E N D O R S E M E N T
[1] We agree with the appellant that the trial judge erred in law in his articulation and application of the reasonable doubt standard. The issue in this case was possession; the evidence was circumstantial. To obtain a conviction the Crown had to show that the appellant’s possession was the only reasonable inference available from the evidence. Although the trial judge said that he applied this standard, he rejected the competing inference raised by the appellant on the ground that it was not “equally plausible.” In the trial judge’s words:
Could a trier fact looking at the evidence presented by the Crown save that it is equally plausible that what [the defence] is suggesting could happen. And unless it is equally plausible then it is not a rational conclusion. But I agree if it is equally plausible a trier fact cannot therefore be convinced beyond a reasonable doubt.
[2] This is clearly a legal error.

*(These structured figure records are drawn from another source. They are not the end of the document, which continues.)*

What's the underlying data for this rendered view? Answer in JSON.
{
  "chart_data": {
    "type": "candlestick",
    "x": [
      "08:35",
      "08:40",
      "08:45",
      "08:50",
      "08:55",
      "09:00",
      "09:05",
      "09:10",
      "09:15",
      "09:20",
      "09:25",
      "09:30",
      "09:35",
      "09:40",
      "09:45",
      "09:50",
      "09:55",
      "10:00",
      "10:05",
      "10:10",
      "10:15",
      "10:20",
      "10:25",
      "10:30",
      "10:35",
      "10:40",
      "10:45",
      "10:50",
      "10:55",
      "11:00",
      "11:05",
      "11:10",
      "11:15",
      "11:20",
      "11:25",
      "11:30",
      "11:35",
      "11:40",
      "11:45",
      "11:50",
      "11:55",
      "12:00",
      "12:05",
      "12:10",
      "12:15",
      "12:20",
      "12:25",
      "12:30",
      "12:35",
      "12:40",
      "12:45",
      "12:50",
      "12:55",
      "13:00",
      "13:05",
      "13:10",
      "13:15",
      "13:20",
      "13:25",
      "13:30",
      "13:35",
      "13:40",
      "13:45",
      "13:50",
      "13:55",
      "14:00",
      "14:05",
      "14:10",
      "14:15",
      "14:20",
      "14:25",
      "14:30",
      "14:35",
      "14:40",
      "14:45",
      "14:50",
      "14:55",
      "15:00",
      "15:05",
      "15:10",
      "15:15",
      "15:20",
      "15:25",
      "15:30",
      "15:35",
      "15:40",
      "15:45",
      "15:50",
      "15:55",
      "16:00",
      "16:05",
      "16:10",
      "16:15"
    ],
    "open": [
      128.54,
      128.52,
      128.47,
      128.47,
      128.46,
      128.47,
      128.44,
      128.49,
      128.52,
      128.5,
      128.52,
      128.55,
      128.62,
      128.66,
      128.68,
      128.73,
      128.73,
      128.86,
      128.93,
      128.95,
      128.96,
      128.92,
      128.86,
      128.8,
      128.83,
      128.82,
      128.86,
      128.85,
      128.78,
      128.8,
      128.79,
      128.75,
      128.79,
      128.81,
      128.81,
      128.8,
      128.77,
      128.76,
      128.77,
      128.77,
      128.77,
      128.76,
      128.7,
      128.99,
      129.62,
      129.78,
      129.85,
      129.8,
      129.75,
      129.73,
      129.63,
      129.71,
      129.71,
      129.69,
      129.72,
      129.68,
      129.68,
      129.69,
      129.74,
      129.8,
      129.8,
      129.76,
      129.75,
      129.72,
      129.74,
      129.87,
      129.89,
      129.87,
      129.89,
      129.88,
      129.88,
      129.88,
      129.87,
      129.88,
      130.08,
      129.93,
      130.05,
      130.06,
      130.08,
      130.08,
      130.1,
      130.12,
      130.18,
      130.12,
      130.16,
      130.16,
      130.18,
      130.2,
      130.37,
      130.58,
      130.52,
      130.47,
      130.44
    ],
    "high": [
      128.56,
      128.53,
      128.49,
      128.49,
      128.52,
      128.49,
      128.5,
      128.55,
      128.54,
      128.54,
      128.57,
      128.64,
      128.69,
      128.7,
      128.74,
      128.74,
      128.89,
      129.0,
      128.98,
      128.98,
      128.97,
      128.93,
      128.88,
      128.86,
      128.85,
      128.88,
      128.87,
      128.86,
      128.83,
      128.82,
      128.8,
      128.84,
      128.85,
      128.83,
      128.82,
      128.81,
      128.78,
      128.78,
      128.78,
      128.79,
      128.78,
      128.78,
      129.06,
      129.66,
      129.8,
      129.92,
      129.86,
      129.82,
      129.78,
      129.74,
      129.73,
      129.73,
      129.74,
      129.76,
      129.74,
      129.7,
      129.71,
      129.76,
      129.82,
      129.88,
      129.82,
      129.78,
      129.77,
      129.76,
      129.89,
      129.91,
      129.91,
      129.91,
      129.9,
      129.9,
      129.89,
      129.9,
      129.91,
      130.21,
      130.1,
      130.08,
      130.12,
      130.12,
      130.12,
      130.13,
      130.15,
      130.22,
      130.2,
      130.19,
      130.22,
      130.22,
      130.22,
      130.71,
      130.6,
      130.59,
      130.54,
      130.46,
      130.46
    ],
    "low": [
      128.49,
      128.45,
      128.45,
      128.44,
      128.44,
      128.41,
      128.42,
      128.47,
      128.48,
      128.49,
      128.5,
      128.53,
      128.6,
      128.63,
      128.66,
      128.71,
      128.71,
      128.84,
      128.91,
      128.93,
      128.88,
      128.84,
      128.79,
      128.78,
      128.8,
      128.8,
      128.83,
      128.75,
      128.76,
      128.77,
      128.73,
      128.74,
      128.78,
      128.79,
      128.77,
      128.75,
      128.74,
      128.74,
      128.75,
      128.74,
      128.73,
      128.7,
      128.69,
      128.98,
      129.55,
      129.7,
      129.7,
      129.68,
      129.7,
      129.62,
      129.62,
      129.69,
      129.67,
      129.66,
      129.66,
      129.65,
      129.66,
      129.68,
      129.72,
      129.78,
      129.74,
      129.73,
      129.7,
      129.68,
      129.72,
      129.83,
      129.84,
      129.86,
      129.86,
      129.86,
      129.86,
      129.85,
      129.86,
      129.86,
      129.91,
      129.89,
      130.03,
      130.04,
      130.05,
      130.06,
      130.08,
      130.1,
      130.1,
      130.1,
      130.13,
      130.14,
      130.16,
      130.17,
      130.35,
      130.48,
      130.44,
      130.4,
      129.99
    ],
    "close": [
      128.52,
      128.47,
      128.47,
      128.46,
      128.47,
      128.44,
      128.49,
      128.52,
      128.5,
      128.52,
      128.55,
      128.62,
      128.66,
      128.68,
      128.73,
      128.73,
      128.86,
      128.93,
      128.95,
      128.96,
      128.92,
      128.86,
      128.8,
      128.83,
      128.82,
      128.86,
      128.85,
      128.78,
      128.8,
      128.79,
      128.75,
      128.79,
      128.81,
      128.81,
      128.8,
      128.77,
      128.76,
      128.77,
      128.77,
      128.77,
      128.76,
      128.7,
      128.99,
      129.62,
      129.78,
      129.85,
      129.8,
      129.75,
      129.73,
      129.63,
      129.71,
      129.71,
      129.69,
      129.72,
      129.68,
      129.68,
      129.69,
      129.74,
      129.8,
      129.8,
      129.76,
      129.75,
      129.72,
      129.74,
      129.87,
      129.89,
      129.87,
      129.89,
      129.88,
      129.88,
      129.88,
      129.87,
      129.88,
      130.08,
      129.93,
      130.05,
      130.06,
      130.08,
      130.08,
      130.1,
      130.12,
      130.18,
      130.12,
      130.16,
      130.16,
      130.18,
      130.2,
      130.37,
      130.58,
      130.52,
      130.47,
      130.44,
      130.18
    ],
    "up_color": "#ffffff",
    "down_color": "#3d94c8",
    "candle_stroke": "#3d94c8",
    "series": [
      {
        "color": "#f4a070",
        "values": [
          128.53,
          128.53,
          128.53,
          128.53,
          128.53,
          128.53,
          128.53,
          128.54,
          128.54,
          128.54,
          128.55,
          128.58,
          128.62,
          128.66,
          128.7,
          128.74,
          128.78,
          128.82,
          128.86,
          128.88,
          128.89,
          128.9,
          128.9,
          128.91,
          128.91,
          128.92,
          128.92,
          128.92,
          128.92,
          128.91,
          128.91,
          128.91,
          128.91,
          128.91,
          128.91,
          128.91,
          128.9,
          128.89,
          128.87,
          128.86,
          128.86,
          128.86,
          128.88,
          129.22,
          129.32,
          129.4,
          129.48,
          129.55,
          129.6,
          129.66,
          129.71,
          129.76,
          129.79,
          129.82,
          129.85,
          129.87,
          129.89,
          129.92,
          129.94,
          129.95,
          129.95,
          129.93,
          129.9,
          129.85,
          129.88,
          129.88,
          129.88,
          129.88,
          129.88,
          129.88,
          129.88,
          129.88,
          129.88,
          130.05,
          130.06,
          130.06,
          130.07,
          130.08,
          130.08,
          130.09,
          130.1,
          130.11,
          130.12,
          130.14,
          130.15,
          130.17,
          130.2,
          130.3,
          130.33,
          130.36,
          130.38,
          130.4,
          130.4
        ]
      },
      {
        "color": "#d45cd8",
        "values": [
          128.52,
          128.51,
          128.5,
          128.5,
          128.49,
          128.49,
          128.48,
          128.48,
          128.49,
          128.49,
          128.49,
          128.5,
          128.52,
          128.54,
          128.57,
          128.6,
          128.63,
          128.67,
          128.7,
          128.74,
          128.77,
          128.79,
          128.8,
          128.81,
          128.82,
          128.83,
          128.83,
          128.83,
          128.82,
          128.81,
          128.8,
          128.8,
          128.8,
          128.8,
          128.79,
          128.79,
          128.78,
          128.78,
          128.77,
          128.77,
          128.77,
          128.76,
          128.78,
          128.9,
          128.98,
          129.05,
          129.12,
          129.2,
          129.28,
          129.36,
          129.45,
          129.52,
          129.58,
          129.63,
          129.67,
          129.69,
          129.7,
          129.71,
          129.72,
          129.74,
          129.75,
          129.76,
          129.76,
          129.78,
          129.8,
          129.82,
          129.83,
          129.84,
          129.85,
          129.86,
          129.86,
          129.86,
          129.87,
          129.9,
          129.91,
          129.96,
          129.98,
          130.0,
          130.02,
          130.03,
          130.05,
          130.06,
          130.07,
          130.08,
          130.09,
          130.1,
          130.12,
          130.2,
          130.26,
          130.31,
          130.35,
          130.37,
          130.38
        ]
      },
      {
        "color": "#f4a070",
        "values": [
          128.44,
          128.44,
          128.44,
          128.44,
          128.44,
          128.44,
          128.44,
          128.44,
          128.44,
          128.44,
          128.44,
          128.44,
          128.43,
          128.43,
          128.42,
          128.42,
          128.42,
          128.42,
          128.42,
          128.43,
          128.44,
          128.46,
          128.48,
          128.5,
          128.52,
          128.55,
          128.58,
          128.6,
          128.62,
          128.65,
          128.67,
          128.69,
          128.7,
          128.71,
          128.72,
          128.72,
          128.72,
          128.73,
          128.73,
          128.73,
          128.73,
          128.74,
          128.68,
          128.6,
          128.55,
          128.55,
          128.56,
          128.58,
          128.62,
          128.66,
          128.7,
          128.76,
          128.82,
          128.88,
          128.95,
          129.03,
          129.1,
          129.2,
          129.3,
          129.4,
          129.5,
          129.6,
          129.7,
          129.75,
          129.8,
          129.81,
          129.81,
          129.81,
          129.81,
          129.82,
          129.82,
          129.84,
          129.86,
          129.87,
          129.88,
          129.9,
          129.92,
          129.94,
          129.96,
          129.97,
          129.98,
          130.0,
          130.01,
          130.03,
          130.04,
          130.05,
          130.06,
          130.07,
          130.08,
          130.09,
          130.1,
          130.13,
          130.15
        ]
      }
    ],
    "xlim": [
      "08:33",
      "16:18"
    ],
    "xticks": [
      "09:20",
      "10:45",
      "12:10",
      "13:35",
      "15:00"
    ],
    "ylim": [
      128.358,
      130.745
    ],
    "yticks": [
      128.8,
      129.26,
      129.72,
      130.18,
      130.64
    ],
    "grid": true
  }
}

Our court has held many times that reasonable possibilities in favour of an accused may give rise to a reasonable doubt. See R. v. Finlay and Grillette (1985), 23 C.C.C. (3d) 48 (Ont. C.A.) at para. 22.
[3] Therefore, the convictions cannot stand. However, in our view, on this record it would be open to a trier fact, properly instructed, to convict the appellant. Thus the appropriate remedy is a new trial instead of an acquittal. In determining whether to proceed with a new trial the Crown may wish to take into account that the appellant has served the entire custodial portion of his sentence. The appeal is allowed. The convictions are set aside, and a new trial is ordered.